# Brag! Casey's First Two Rally Excellent Legs!



## Mighty Casey and Samson's Mom (Jul 16, 2008)

Just got home from a rally trial in Lombardy, Ontario. Casey did excellent for the first time and Q'd both times--not pretty, too many smells in an old horse barn, but he (and I) hung in there to get a 79 and an 83. My obedience instructor was there :doh: and she knows how attentive Casey can be, so I think he is in for a bit of attention "boot camp" when we see her next week! I would have liked higher scores, but will take them any way I can!


----------



## hotel4dogs (Sep 29, 2008)

excellent! way to go!! Hey, a Q is a Q!


----------



## moverking (Feb 26, 2007)

Congrats to you both! And you're having such fun together


----------



## MaddieMagoo (Aug 14, 2007)

Congrats!!! A job well done!!! One more to go and YOU have a title!!! =]


----------



## AmberSunrise (Apr 1, 2009)

Woo-hooo - great work! Horse barns can be very tough.

Attention boot-camp? Uh-oh. Where are you going to duplicate those smells LOL


----------



## Augie's Mom (Sep 28, 2007)

hotel4dogs said:


> excellent! way to go!! Hey, a Q is a Q!


Ditto! Congrats!


----------



## Mighty Casey and Samson's Mom (Jul 16, 2008)

Sunrise said:


> Woo-hooo - great work!

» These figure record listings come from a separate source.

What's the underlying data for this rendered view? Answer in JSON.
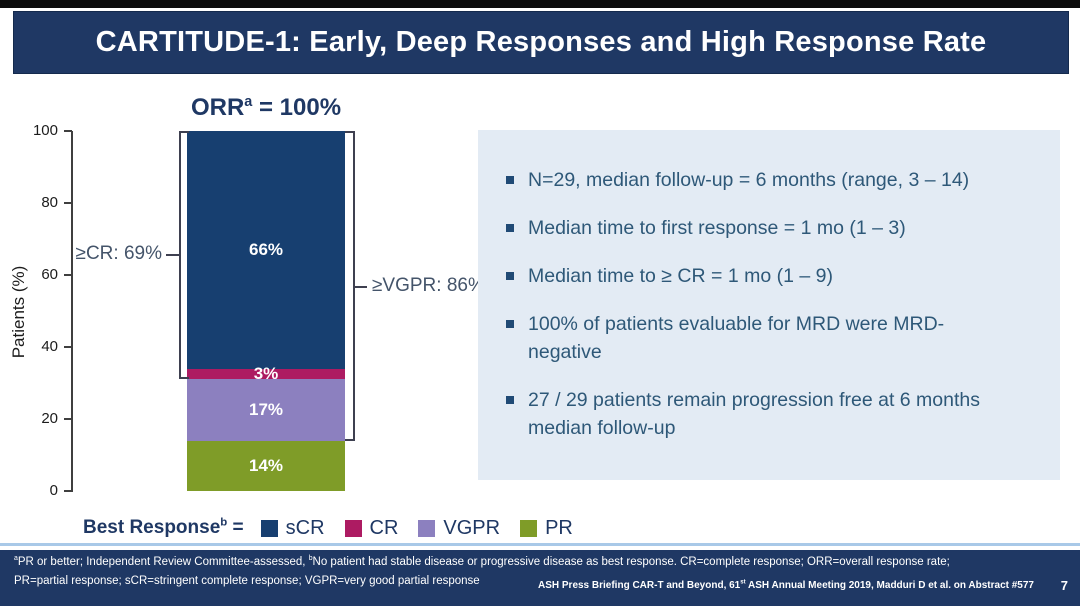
{
  "top_banner": {
    "title": "CARTITUDE-1: Early, Deep Responses and High Response Rate"
  },
  "chart_data": {
    "type": "bar",
    "title_prefix": "ORR",
    "title_sup": "a",
    "title_suffix": " = 100%",
    "title_full": "ORR(a) = 100%",
    "ylabel": "Patients (%)",
    "ylim": [
      0,
      100
    ],
    "yticks": [
      0,
      20,
      40,
      60,
      80,
      100
    ],
    "grid": false,
    "legend_position": "bottom",
    "series": [
      {
        "name": "sCR",
        "value": 66,
        "label": "66%",
        "color": "#173F70"
      },
      {
        "name": "CR",
        "value": 3,
        "label": "3%",
        "color": "#AD1B62"
      },
      {
        "name": "VGPR",
        "value": 17,
        "label": "17%",
        "color": "#8C80BF"
      },
      {
        "name": "PR",
        "value": 14,
        "label": "14%",
        "color": "#7F9C28"
      }
    ],
    "brackets": [
      {
        "label": "≥CR: 69%",
        "value": 69,
        "side": "left"
      },
      {
        "label": "≥VGPR: 86%",
        "value": 86,
        "side": "right"
      }
    ]
  },
  "legend": {
    "title_prefix": "Best Response",
    "title_sup": "b",
    "title_suffix": " ="
  },
  "bullets": [
    {
      "lines": [
        "N=29, median follow-up = 6 months (range, 3 – 14)"
      ]
    },
    {
      "lines": [
        "Median time to first response = 1 mo (1 – 3)"
      ]
    },
    {
      "lines": [
        "Median time to ≥ CR = 1 mo (1 – 9)"
      ]
    },
    {
      "lines": [
        "100% of patients evaluable for MRD were MRD-",
        "negative"
      ]
    },
    {
      "lines": [
        "27 / 29 patients remain progression free at 6 months",
        "median follow-up"
      ]
    }
  ],
  "footer": {
    "fn1_sup1": "a",
    "fn1_text1": "PR or better; Independent Review Committee-assessed, ",
    "fn1_sup2": "b",
    "fn1_text2": "No patient had stable disease or progressive disease as best response. CR=complete response; ORR=overall response rate;",
    "fn2_text": "PR=partial response; sCR=stringent complete response; VGPR=very good partial response",
    "citation_text1": "ASH Press Briefing CAR-T and Beyond, 61",
    "citation_sup": "st",
    "citation_text2": " ASH Annual Meeting 2019, Madduri D et al. on Abstract #577",
    "page_number": "7"
  },
  "colors": {
    "banner_bg": "#1F3864",
    "footer_bg": "#1F3864",
    "panel_bg": "#E3EBF4",
    "divider": "#A9C9E8",
    "bullet_text": "#2E5878",
    "bracket_label_text": "#44546A",
    "chart_title_text": "#1F3864"
  }
}
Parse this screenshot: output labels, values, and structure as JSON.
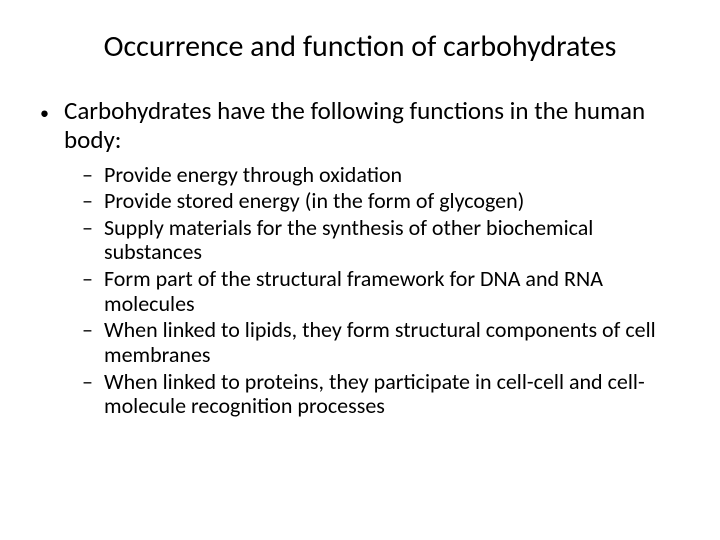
{
  "slide": {
    "title": "Occurrence and function of carbohydrates",
    "bullet_level1": "•",
    "bullet_level2": "–",
    "intro": "Carbohydrates have the following functions in the human body:",
    "items": [
      "Provide energy through oxidation",
      "Provide stored energy (in the form of glycogen)",
      "Supply materials for the synthesis of other biochemical substances",
      "Form part of the structural framework for DNA and RNA molecules",
      "When linked to lipids, they form structural components of cell membranes",
      "When linked to proteins, they participate in cell-cell and cell-molecule recognition processes"
    ]
  },
  "style": {
    "background_color": "#ffffff",
    "text_color": "#000000",
    "title_fontsize": 30,
    "level1_fontsize": 25,
    "level2_fontsize": 22,
    "font_family": "Calibri"
  }
}
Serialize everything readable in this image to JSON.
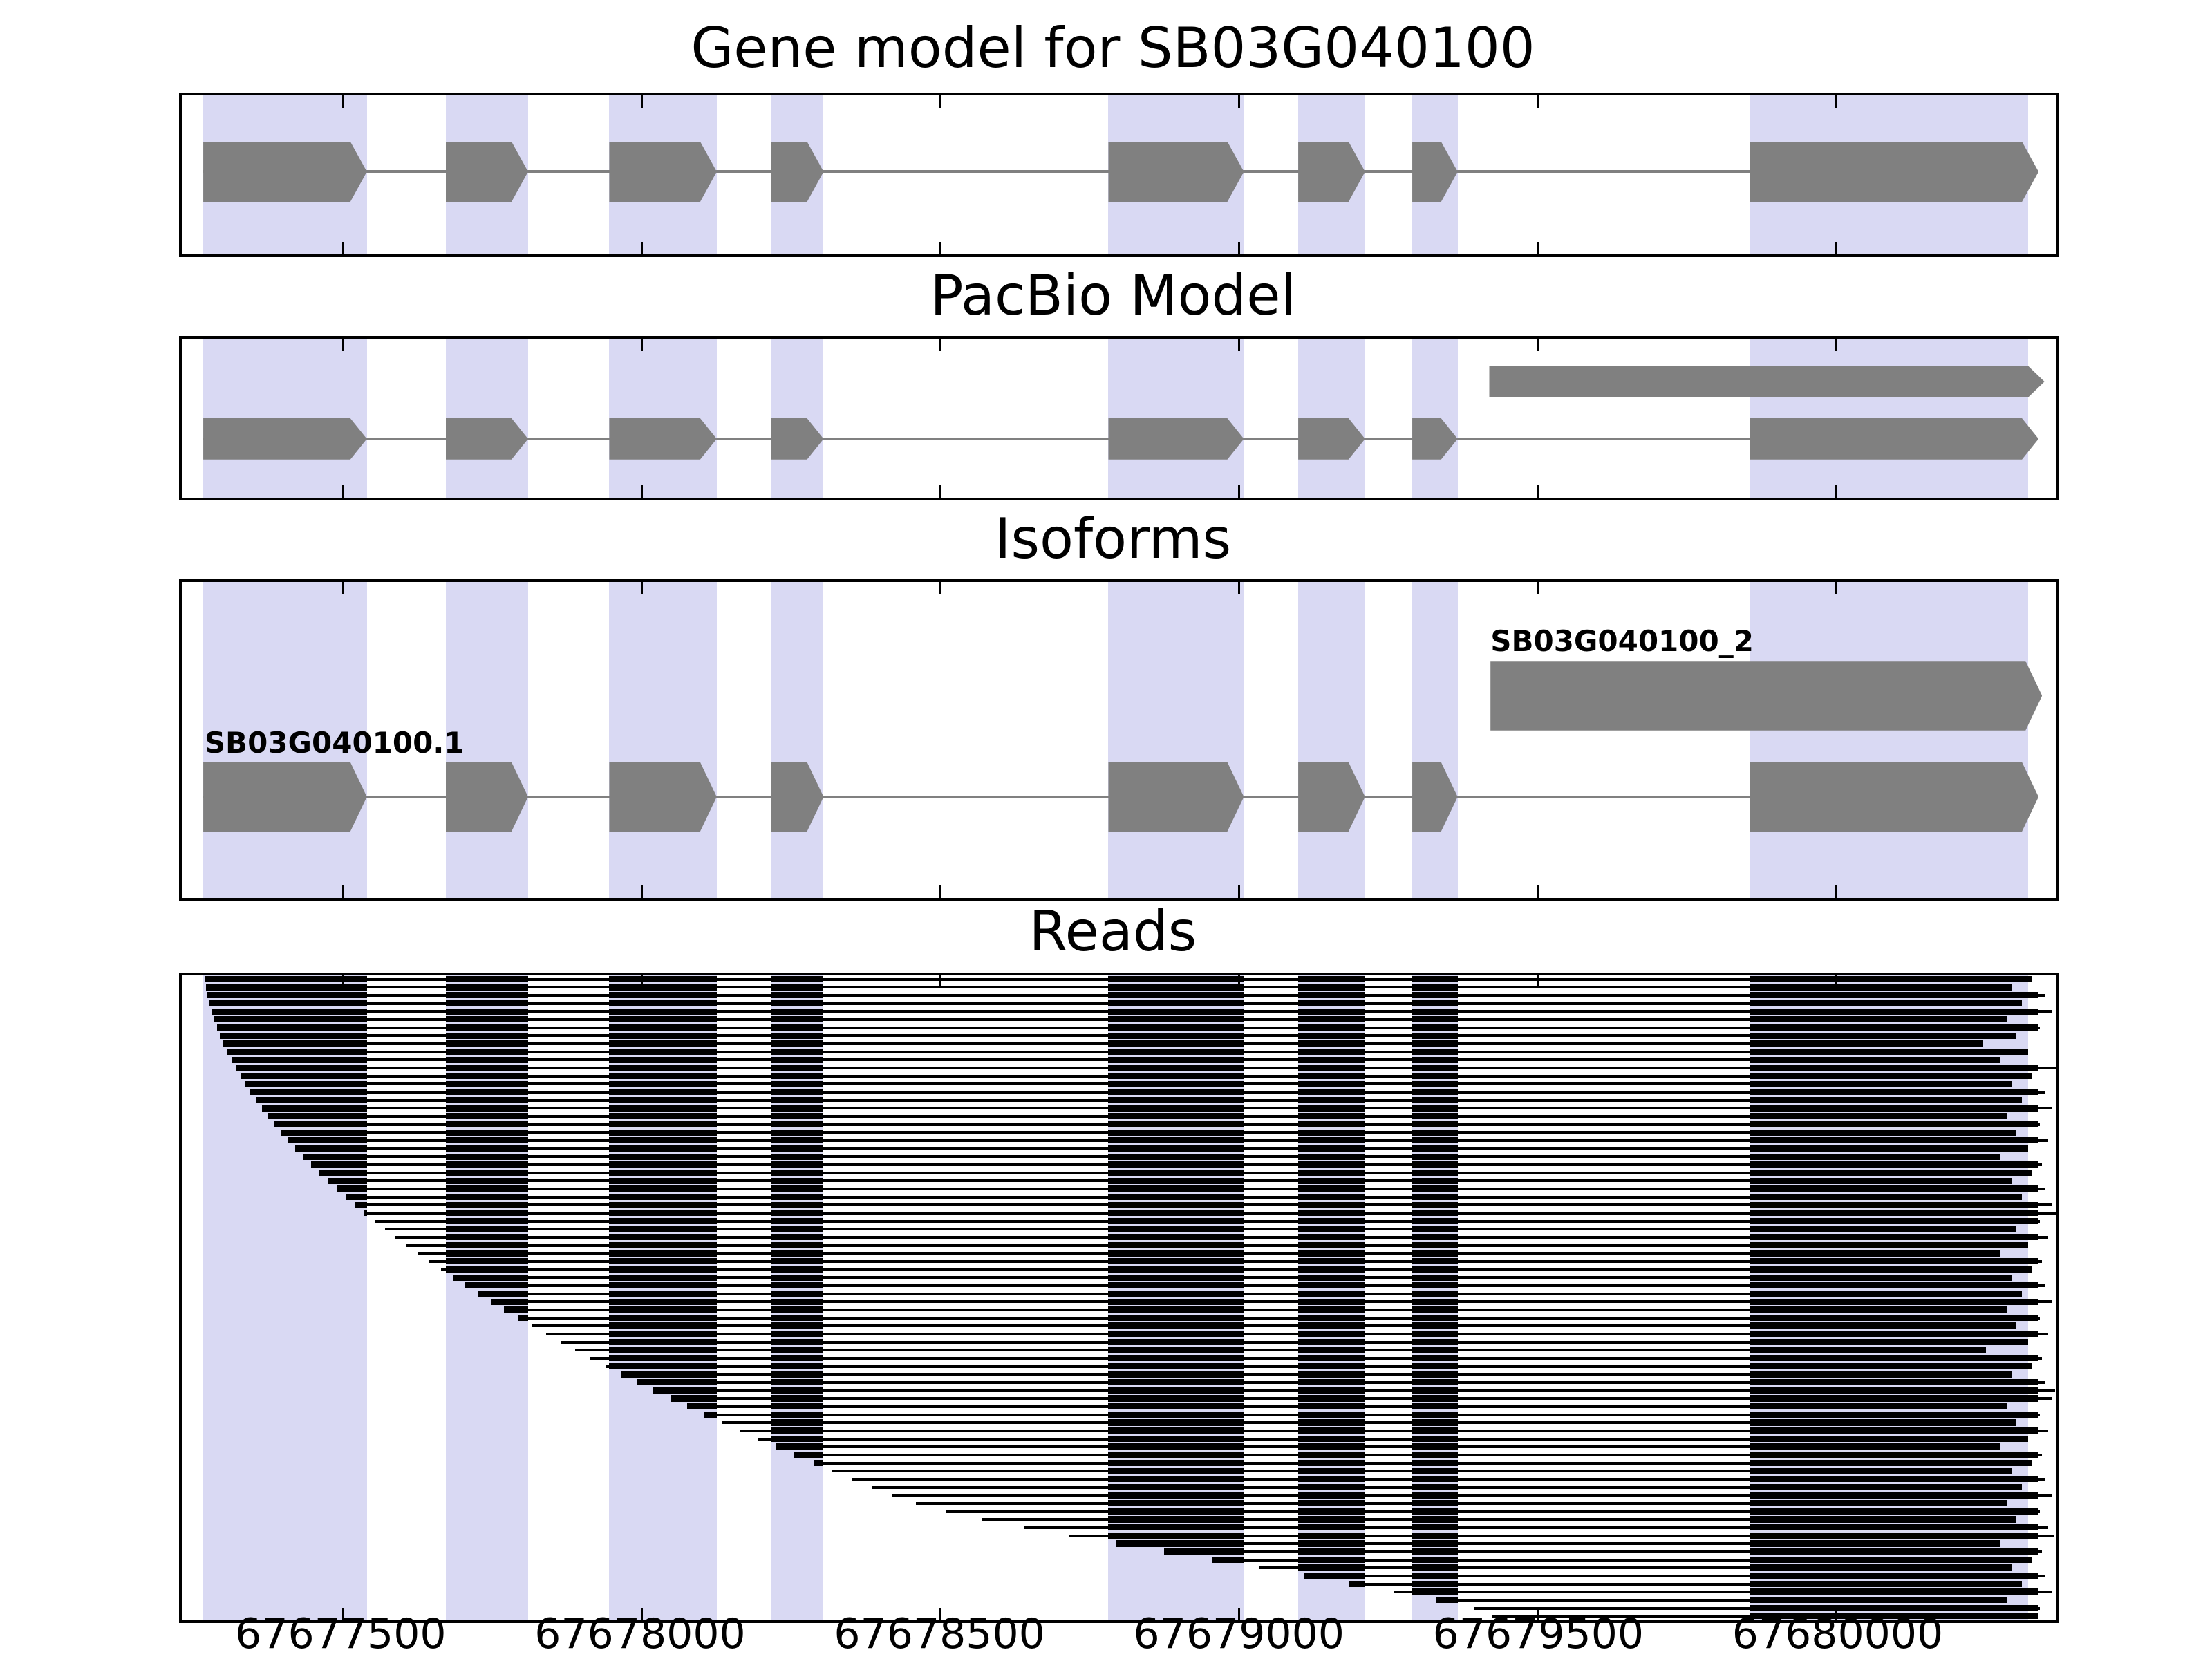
{
  "chart_data": {
    "type": "genome-browser-tracks",
    "gene_id": "SB03G040100",
    "titles": {
      "gene_model": "Gene model for SB03G040100",
      "pacbio": "PacBio Model",
      "isoforms": "Isoforms",
      "reads": "Reads"
    },
    "x_axis": {
      "min": 67677230,
      "max": 67680370,
      "ticks": [
        67677500,
        67678000,
        67678500,
        67679000,
        67679500,
        67680000
      ]
    },
    "exon_bands": [
      [
        67677266,
        67677540
      ],
      [
        67677672,
        67677810
      ],
      [
        67677946,
        67678126
      ],
      [
        67678216,
        67678305
      ],
      [
        67678782,
        67679009
      ],
      [
        67679100,
        67679212
      ],
      [
        67679291,
        67679367
      ],
      [
        67679857,
        67680323
      ]
    ],
    "gene_exons": [
      [
        67677266,
        67677540
      ],
      [
        67677672,
        67677810
      ],
      [
        67677946,
        67678126
      ],
      [
        67678216,
        67678305
      ],
      [
        67678782,
        67679009
      ],
      [
        67679100,
        67679212
      ],
      [
        67679291,
        67679367
      ],
      [
        67679857,
        67680340
      ]
    ],
    "tracks": [
      {
        "panel": "gene_model",
        "name": "gene-model",
        "exons": "gene",
        "center": 48,
        "height": 38
      },
      {
        "panel": "pacbio",
        "name": "pacbio-isoform-2",
        "exons": [
          [
            67679420,
            67680350
          ]
        ],
        "center": 27,
        "height": 20
      },
      {
        "panel": "pacbio",
        "name": "pacbio-isoform-1",
        "exons": "gene",
        "center": 63,
        "height": 26
      },
      {
        "panel": "isoforms",
        "name": "isoform-SB03G040100_2",
        "label": "SB03G040100_2",
        "label_bp": 67679422,
        "exons": [
          [
            67679422,
            67680346
          ]
        ],
        "center": 36,
        "height": 22
      },
      {
        "panel": "isoforms",
        "name": "isoform-SB03G040100.1",
        "label": "SB03G040100.1",
        "label_bp": 67677268,
        "exons": "gene",
        "center": 68,
        "height": 22
      }
    ],
    "reads": [
      [
        67677268,
        67680330
      ],
      [
        67677270,
        67680295
      ],
      [
        67677273,
        67680350
      ],
      [
        67677276,
        67680312
      ],
      [
        67677280,
        67680362
      ],
      [
        67677284,
        67680288
      ],
      [
        67677289,
        67680342
      ],
      [
        67677294,
        67680302
      ],
      [
        67677300,
        67680246
      ],
      [
        67677306,
        67680322
      ],
      [
        67677313,
        67680276
      ],
      [
        67677320,
        67680370
      ],
      [
        67677328,
        67680330
      ],
      [
        67677336,
        67680295
      ],
      [
        67677345,
        67680350
      ],
      [
        67677354,
        67680312
      ],
      [
        67677364,
        67680362
      ],
      [
        67677374,
        67680288
      ],
      [
        67677385,
        67680342
      ],
      [
        67677396,
        67680302
      ],
      [
        67677408,
        67680356
      ],
      [
        67677420,
        67680322
      ],
      [
        67677433,
        67680276
      ],
      [
        67677446,
        67680346
      ],
      [
        67677460,
        67680330
      ],
      [
        67677474,
        67680295
      ],
      [
        67677489,
        67680350
      ],
      [
        67677504,
        67680312
      ],
      [
        67677520,
        67680362
      ],
      [
        67677536,
        67680370
      ],
      [
        67677553,
        67680342
      ],
      [
        67677570,
        67680302
      ],
      [
        67677588,
        67680356
      ],
      [
        67677606,
        67680322
      ],
      [
        67677625,
        67680276
      ],
      [
        67677644,
        67680346
      ],
      [
        67677664,
        67680330
      ],
      [
        67677684,
        67680295
      ],
      [
        67677705,
        67680350
      ],
      [
        67677726,
        67680312
      ],
      [
        67677748,
        67680362
      ],
      [
        67677770,
        67680288
      ],
      [
        67677793,
        67680342
      ],
      [
        67677816,
        67680302
      ],
      [
        67677840,
        67680356
      ],
      [
        67677864,
        67680322
      ],
      [
        67677889,
        67680252
      ],
      [
        67677914,
        67680346
      ],
      [
        67677940,
        67680330
      ],
      [
        67677966,
        67680295
      ],
      [
        67677993,
        67680350
      ],
      [
        67678020,
        67680368
      ],
      [
        67678048,
        67680362
      ],
      [
        67678076,
        67680288
      ],
      [
        67678105,
        67680342
      ],
      [
        67678134,
        67680302
      ],
      [
        67678164,
        67680356
      ],
      [
        67678194,
        67680322
      ],
      [
        67678225,
        67680276
      ],
      [
        67678256,
        67680346
      ],
      [
        67678288,
        67680330
      ],
      [
        67678320,
        67680295
      ],
      [
        67678353,
        67680350
      ],
      [
        67678386,
        67680312
      ],
      [
        67678420,
        67680362
      ],
      [
        67678460,
        67680288
      ],
      [
        67678510,
        67680342
      ],
      [
        67678570,
        67680302
      ],
      [
        67678640,
        67680356
      ],
      [
        67678715,
        67680366
      ],
      [
        67678795,
        67680276
      ],
      [
        67678875,
        67680346
      ],
      [
        67678955,
        67680330
      ],
      [
        67679035,
        67680295
      ],
      [
        67679110,
        67680350
      ],
      [
        67679185,
        67680312
      ],
      [
        67679260,
        67680362
      ],
      [
        67679330,
        67680288
      ],
      [
        67679395,
        67680342
      ],
      [
        67679425,
        67680340
      ]
    ]
  },
  "colors": {
    "band": "#d9d9f3",
    "exon": "#808080",
    "read": "#000000",
    "axis": "#000000"
  }
}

Horse barns can be very tough.
> 
> Attention boot-camp? Uh-oh. Where are you going to duplicate those smells LOL


GOOD question!! My classmate and I were talking about that on the way home...how for outdoor trials they are relatively used to grassy smells, and for indoor trials, they get that too. But how many dogs are used to farm smells?
How can you prepare them for that?


----------



## Mighty Casey and Samson's Mom (Jul 16, 2008)

I totally agree. A Q IS A Q! AMEN.


----------



## goldengirls550 (Jun 12, 2008)

Great job, Casey. And hey, you don't see those scores on the title certificate! 2 down and 1 to go!


----------



## Mighty Casey and Samson's Mom (Jul 16, 2008)

Our next attempt is on Aug. 28 in Long Sault Ontario. We are doing RE and Novice Intermediate (for experience!)


----------